Meredith changes the storefront window every week, pulling the front curtains closed on Friday afternoons. Three counties turn out on Monday to see what she’s done. One week she might have a Big Band theme going, an upright piano front and center with horns of all shapes and sizes suspended above and around it, Tommy Dorsey piping through the store and onto the sidewalk. The next week it could be a Mary Poppins window with parasols, stuffed penguins, and mannequins decked out in full regalia just like Julie Andrews and Dick Van Dyke. The funniest is when my four-year-old niece Riley is part of the storefront, dressed up as a fuzzy little chicken for a hoedown-themed display or as a baby-girl Elvis for a King of Rock and Roll window.
Not only do Mother and Daddy both like Meredith, she has an endless supply of energy and imagination. The woman is crafty, clever, and six inches taller than me. It’s a wonder we speak.
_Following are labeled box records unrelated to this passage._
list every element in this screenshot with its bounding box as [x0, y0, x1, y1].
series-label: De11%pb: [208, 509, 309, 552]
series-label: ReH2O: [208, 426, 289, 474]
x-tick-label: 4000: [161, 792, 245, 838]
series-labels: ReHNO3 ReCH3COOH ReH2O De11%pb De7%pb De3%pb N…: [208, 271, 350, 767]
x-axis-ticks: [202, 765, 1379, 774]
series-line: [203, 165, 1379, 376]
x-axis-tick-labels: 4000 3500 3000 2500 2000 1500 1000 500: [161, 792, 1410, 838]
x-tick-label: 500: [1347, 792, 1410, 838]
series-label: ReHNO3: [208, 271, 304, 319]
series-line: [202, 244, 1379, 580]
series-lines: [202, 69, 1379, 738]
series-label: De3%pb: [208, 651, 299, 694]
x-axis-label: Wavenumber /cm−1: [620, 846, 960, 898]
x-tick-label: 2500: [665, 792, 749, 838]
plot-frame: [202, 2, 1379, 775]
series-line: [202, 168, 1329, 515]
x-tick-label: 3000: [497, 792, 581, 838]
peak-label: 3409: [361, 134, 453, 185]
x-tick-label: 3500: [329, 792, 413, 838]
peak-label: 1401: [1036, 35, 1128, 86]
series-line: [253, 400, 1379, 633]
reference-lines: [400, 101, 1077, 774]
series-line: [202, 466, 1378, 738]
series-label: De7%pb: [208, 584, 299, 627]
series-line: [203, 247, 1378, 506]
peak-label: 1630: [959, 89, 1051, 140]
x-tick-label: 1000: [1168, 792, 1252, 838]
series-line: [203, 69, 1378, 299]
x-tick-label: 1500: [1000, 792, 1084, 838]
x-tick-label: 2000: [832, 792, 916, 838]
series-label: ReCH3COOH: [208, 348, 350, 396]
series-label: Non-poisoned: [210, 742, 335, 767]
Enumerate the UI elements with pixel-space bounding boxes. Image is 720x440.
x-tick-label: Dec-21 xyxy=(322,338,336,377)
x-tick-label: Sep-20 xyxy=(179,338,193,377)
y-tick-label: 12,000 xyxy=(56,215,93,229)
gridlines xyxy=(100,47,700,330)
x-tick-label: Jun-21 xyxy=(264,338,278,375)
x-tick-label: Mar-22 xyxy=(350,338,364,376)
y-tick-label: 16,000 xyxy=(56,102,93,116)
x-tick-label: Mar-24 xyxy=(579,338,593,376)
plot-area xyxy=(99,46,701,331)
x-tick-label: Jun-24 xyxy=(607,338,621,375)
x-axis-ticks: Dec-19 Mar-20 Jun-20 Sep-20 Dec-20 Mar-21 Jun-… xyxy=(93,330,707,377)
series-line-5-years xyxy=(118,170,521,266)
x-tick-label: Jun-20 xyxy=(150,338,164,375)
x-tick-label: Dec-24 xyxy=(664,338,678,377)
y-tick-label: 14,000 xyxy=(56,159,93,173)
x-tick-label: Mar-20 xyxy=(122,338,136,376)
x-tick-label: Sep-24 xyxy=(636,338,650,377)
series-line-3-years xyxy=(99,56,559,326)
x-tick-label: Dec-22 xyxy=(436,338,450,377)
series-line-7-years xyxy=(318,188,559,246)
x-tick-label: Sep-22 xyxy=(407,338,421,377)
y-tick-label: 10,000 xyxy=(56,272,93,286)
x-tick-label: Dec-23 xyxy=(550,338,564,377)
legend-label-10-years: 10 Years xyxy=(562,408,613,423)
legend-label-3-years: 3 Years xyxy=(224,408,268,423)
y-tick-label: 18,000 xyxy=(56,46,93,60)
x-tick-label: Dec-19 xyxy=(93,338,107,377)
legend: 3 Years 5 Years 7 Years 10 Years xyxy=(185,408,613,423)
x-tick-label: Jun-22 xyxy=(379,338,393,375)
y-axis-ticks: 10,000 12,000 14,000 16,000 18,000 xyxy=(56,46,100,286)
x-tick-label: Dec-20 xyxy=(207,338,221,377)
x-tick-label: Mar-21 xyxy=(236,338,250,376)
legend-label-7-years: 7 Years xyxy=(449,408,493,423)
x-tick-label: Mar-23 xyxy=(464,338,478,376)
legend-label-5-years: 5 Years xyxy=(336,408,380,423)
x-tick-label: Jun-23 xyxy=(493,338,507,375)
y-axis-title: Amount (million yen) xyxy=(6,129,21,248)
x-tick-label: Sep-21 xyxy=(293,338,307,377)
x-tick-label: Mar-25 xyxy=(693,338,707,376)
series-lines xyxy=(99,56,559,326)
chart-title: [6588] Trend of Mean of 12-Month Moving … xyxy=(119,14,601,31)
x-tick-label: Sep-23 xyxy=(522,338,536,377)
“He told her he was just passing through,” my father said.
“Sure he was. To where?”
Daddy drummed his fingers on the table. Everyone knew Pine Apple didn’t lead to anywhere else.
“What did she tell him about me?”
“She didn’t. He didn’t ask. He poked around, had a chocolate malted, bought three books, a handful of old neckties, then left.”
I wasn’t surprised about the ties, but I wondered what he could possibly want with three crackly books. The huge man with dark beady eyes and without a hair on his head didn’t strike me as the curl-up-by-the-fire-and-read-a-musty-book type.